Today, former U.S. President Barack Obama released a second round of endorsements for the 2018 midterm elections in a tweet, including this text:

Today, I’m proud to endorse even more Democratic candidates who aren’t just running against something, but for something—to expand opportunity for all of us and to restore dignity, honor, and compassion to public service. They deserve your vote:

Here is a link to the tweet:https://twitter.com/BarackObama/status/1046803503988006912

He had earlier released his first "wave" of endorsements on August 1st:

Today I’m proud to endorse such a wide and impressive array of Democratic candidates – leaders as diverse, patriotic, and big-hearted as the America they’re running to represent:

Link: https://twitter.com/BarackObama/status/1024691241093607425

My question is pretty straight-forward: Why is the former president releasing his endorsements in separate waves? Is this a political strategy, a result of the primary calendar, or a result of some vetting process?

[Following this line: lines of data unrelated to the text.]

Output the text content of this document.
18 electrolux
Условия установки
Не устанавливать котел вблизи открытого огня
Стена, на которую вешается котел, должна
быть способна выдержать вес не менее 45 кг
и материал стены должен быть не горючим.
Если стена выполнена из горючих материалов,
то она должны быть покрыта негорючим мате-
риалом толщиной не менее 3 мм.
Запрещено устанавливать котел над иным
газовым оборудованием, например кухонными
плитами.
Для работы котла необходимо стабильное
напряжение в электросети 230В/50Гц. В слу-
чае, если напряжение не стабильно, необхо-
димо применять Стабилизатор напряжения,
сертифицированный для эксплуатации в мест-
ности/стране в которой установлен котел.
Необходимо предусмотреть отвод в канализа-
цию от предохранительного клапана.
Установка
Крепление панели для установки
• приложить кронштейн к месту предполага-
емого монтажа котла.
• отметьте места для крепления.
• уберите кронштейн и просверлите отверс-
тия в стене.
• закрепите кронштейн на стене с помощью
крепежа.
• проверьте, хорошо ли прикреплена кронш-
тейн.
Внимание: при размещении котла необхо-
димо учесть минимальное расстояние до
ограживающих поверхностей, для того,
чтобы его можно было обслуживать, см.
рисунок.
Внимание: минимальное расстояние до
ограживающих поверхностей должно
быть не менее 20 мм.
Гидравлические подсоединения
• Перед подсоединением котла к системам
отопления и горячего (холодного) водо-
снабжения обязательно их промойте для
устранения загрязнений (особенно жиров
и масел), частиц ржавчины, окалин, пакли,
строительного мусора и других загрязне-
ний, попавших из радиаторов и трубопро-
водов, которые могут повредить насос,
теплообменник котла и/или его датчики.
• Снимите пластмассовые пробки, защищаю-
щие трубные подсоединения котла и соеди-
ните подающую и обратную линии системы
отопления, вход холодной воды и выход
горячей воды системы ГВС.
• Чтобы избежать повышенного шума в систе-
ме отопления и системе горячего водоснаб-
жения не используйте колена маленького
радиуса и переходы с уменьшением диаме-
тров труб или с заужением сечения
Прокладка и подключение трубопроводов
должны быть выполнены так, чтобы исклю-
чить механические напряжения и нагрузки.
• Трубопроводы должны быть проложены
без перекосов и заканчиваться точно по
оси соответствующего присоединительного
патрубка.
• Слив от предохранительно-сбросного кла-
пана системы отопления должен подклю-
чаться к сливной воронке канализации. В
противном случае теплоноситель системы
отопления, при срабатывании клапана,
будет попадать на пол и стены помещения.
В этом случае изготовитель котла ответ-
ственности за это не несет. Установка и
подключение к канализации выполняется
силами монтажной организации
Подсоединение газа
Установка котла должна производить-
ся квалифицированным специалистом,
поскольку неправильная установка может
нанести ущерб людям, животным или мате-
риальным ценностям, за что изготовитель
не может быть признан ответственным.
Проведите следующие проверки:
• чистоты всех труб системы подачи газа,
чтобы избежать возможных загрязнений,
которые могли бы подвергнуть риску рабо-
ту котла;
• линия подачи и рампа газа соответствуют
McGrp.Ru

Perhaps there is a reason that has not occurred to me yet?

I would also be curious:

  1. Should we expect more rounds of endorsements from President Obama?

  2. Of what import are these endorsements apart from giving candidates the ability to cite them in campaigning efforts? Do they indicate that the former president plans to campaign for these candidates further leading up to the election?

1 Answer 1


It's mostly a media strategy to maximize exposure and get free advertising from news outlets. If he endorsed just one candidate, it wouldn't make very many newscasts. He also likely vets each endorsement, or possibly even speaks to the candidates to suss out favor-ability, which takes time. He can't just do the whole field at once or it's hardly news at all; "Obama endorses all dems" isn't an interesting headline or story.

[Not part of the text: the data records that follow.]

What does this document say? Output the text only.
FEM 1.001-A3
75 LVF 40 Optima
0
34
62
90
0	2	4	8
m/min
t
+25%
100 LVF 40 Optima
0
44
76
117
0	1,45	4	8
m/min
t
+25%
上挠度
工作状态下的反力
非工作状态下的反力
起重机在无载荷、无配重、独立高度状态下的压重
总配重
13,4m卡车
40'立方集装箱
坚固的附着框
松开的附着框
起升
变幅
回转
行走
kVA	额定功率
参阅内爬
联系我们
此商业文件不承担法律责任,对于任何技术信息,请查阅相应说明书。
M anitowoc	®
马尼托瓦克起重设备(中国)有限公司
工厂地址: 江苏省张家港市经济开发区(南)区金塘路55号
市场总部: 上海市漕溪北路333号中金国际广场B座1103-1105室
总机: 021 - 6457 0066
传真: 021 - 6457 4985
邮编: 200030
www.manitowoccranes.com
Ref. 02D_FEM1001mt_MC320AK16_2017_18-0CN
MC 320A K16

He likely leaves some out on purpose, to increase "chatter" (free advertising) among the talking heads and political commentators, getting them to mention more names than otherwise. He also needs to make sure his unfavorable polling results are not too high in a target area before announcing, lest he inflame the opposition. Lastly, he wants a good track record, so he would be hesitant to endorse a sure-fire loser, lest they water down the perception of his endorsement's potential in future races, increasing the value of it in current races.

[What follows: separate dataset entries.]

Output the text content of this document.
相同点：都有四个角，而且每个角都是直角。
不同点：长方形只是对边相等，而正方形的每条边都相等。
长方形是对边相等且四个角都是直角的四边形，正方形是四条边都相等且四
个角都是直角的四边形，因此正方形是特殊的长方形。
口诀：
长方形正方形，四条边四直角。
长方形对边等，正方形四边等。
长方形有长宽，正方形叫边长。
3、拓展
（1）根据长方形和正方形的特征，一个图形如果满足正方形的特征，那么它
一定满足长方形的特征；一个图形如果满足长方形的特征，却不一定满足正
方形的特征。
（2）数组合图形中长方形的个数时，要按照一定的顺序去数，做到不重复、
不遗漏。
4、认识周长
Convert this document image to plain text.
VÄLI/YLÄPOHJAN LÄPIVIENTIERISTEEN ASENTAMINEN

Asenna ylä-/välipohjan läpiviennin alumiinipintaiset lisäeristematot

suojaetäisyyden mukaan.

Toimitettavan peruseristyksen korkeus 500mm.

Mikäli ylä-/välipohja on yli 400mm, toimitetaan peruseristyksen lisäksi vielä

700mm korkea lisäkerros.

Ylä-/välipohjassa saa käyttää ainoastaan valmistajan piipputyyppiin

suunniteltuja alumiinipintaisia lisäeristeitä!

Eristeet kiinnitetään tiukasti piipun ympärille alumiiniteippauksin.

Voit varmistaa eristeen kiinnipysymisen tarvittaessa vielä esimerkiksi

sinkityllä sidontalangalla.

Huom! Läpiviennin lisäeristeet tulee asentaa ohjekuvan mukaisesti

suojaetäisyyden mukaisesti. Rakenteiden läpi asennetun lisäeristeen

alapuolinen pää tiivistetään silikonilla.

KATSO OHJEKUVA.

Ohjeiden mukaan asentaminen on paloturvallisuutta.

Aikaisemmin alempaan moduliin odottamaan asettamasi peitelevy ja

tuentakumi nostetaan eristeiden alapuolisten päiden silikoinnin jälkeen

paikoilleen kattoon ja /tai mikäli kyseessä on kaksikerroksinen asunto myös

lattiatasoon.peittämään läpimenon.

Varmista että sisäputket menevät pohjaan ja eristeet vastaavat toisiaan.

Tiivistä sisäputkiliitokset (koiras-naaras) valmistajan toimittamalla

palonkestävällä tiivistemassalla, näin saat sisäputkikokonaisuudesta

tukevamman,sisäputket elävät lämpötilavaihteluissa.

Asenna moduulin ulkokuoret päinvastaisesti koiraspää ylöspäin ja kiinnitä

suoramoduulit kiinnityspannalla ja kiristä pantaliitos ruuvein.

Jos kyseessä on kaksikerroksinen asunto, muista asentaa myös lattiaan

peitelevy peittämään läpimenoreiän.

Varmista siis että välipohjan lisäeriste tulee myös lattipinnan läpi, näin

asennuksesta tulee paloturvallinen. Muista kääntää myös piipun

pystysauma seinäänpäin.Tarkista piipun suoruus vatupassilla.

  • Holding off on endorsing candidates may also be a pressure tool, to push candidates to adopt legislation that Obama may support. Once you have given your endorsement, you've lost that leverage. That is assuming the Obama's endorsement is even a good thing. Hillary's certainly isn't. Obama, like most past presidents, is being rehabilitated, just as Bush was before him. Favorable ratings usually increase once they're out of office.
    – Icarian
    Oct 4, 2018 at 6:28

You must log in to answer this question.

Not the answer you're looking for? Browse other questions tagged .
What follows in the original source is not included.